I went out to pick up the paper this morning...before 11AM the driveway's still in the shade of a big cedar deodora, but I felt like I was in a commercial kitchen, walking by the Pizza Oven on a Saturday Night...better get after it early today.
A couple cups of coffee, and I'm back in the Folks' driveway putting my repaired radiator back in the Chevy 4X4. I'd cleaned a decade of CalTrans' finest "sand" from beneath the radiator, from the cross-members, the hard lines and hoses. The Chevy's radiator does triple-duty, keeping coolant, ATF, and engine oil temps in spec. It does this cleanly as long as accumulated road debris doesn't "hole" the core.
I have an aversion to loose fluids, all groomers do. Loose fluids always find their way into your snowcat and onto your shoes, and for groomers oily shoes make for Katarina Witt moments, another "slide for life" off frozen tracks, ending in who knows whatever solid encounter.
If you're a lucky guy, you won't hurt yourself, instead you'll track that spill into your personal vehicle, and home to the entry runner, the bathroom throw, and maybe the ottoman. These spills are insidious, they aren't puddles you can see and avoid. These spills are lurkers, hiding in the dark, even in "your" snowcat, waiting to spread to your shoes, your space, and to your life.
My mountain has spent hundreds of thousands on spill containment infrastructure over the years to mitigate the Big Scale version of this problem. Berms, vaults, catch basins, sumps, false floors with drains in the Oil Room and more are the frontline fortifications...Spill Kits, protocols, safety meeting discussions, MSDS's are the rear guard, still the goo-on-the-shoe eludes these sentinels to dirty my personal world.
So, I've learned to deal with it...steam clean the carpets every spring, spray lots of Shout on the clothes before they hit the laundry...RinoLiner floor mats for the Chevy take care of the garden variety contamination, but these measures are no match for spilt Off-Road Diesel Fuel.

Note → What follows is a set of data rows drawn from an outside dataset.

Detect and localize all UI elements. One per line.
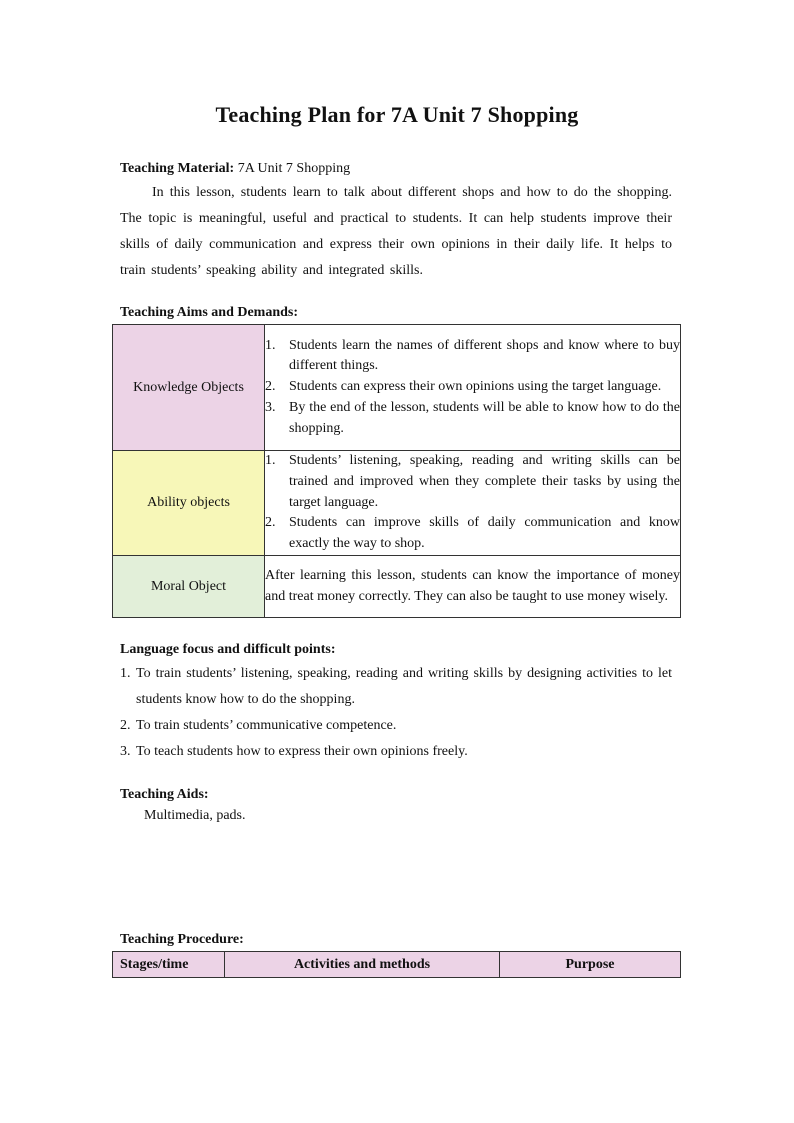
list-item: [265, 398, 680, 440]
list-item: [120, 661, 672, 713]
table-header-row: [113, 952, 681, 978]
item-text: Students learn the names of different shops and know where to buy different things.: [289, 337, 680, 374]
teaching-procedure-heading: Teaching Procedure:: [120, 932, 244, 947]
moral-object-content: After learning this lesson, students can know the importance of money and treat money correctly. They can also be taught to use money wisely.: [265, 556, 681, 618]
item-text: To train students’ communicative competence.: [136, 718, 397, 733]
item-number: 2.: [265, 515, 276, 531]
item-text: By the end of the lesson, students will be able to know how to do the shopping.: [289, 399, 680, 436]
knowledge-objects-content: [265, 325, 681, 451]
item-number: 3.: [120, 744, 131, 759]
ability-objects-row: [113, 451, 681, 556]
teaching-procedure-table: [112, 951, 681, 978]
knowledge-objects-row: [113, 325, 681, 451]
language-focus-heading: Language focus and difficult points:: [120, 642, 336, 657]
item-number: 1.: [265, 453, 276, 468]
ability-objects-label: Ability objects: [113, 451, 265, 556]
teaching-aids-heading: Teaching Aids:: [120, 787, 209, 802]
item-number: 2.: [120, 718, 131, 733]
teaching-aids-value: Multimedia, pads.: [144, 808, 246, 823]
list-item: [265, 377, 680, 398]
item-number: 1.: [120, 666, 131, 681]
teaching-aims-table: [112, 324, 681, 618]
item-text: To train students’ listening, speaking, reading and writing skills by designing activities to let students know how to do the shopping.: [136, 666, 672, 707]
column-header-purpose: Purpose: [500, 952, 681, 978]
list-item: [120, 739, 672, 765]
item-number: 2.: [265, 379, 276, 395]
teaching-aims-heading: Teaching Aims and Demands:: [120, 305, 299, 320]
item-text: Students’ listening, speaking, reading and writing skills can be trained and improved when they complete their tasks by using the target language.: [289, 453, 680, 510]
list-item: [120, 713, 672, 739]
language-focus-list: [120, 661, 672, 765]
list-item: [265, 513, 680, 555]
moral-object-label: Moral Object: [113, 556, 265, 618]
item-text: Students can improve skills of daily communication and know exactly the way to shop.: [289, 515, 680, 552]
teaching-material-heading: Teaching Material:: [120, 161, 235, 176]
column-header-activities: Activities and methods: [225, 952, 500, 978]
teaching-material-value: 7A Unit 7 Shopping: [234, 161, 351, 176]
item-number: 3.: [265, 399, 276, 415]
list-item: [265, 451, 680, 513]
ability-objects-content: [265, 451, 681, 556]
item-text: To teach students how to express their own opinions freely.: [136, 744, 468, 759]
column-header-stages: Stages/time: [113, 952, 225, 978]
page-title: Teaching Plan for 7A Unit 7 Shopping: [215, 102, 579, 127]
moral-object-row: [113, 556, 681, 618]
list-item: [265, 336, 680, 378]
item-number: 1.: [265, 337, 276, 353]
item-text: Students can express their own opinions using the target language.: [289, 379, 662, 395]
knowledge-objects-label: Knowledge Objects: [113, 325, 265, 451]
teaching-material-paragraph: In this lesson, students learn to talk about different shops and how to do the shopping. The topic is meaningful, useful and practical to students. It can help students improve their skills of daily communication and express their own opinions in their daily life. It helps to train students’ speaking ability and integrated skills.: [120, 185, 672, 278]
teaching-material-line: [120, 161, 350, 177]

Here in California, diesel fuel is as clean as the driven snow...ultra-low sulfur, cleaner-burning Cal-Spec, Gaia-loving, good-citizen diesel fuel. Clean, and clear as mountain spring water, unless you burn "Off-Road" Diesel Fuel...what's that? Same water-clear, clean fuel with Lucifer's Own Red Dye added to discourage scofflaws.
Off-Road blend isn't just for gearheads with too-tall 4X4 Rock Crawlers, Baja Buggies and off road toys of every description, no...it's for California machines who don't operate on Cali roads or highways, so they aren't obligated to pay CA Highway Tax, but ARE obligated to pay the Federal Excise Tax up front, CA Sales Tax, and other taxes I'm sure.
The State mandates the Red Dye because if you introduce the Red Diesel into a highway vehicle, it will stain the fuel system...pretty much forever...allowing the California Highway Patrol to catch the Tax Cheat during the next CHP Annual Inspection...California needs all the "Revenue" it can get these days...
This dye is death to groomer's duds. Shout goes hoarse tryin' to "Shout-it-out"...hot water seems to set the stain...and subsequent washings are futile. I've had some success using orange based cleaners along with the Shout, but a couple of trips thru the laundry are usually called for before you can wear the darn thing to work again.
During the heart of ski season, I can go weeks without spilling a drop of fuel...the mountain has an IP Cam watching the Fuel Island, and fueling without your hand on the nozzle is a Firing Offense, Fuel Spill Rules are drummed into every employee's head during training, and repeated season-long...so the Mountain keeps it's fuel in the tankage where it belongs.
After 29 years on my Mountain, I just want to know why am I always wearing a new T-Shirt, Carhartts, or Levis when I do slop a little Red Fuel on myself!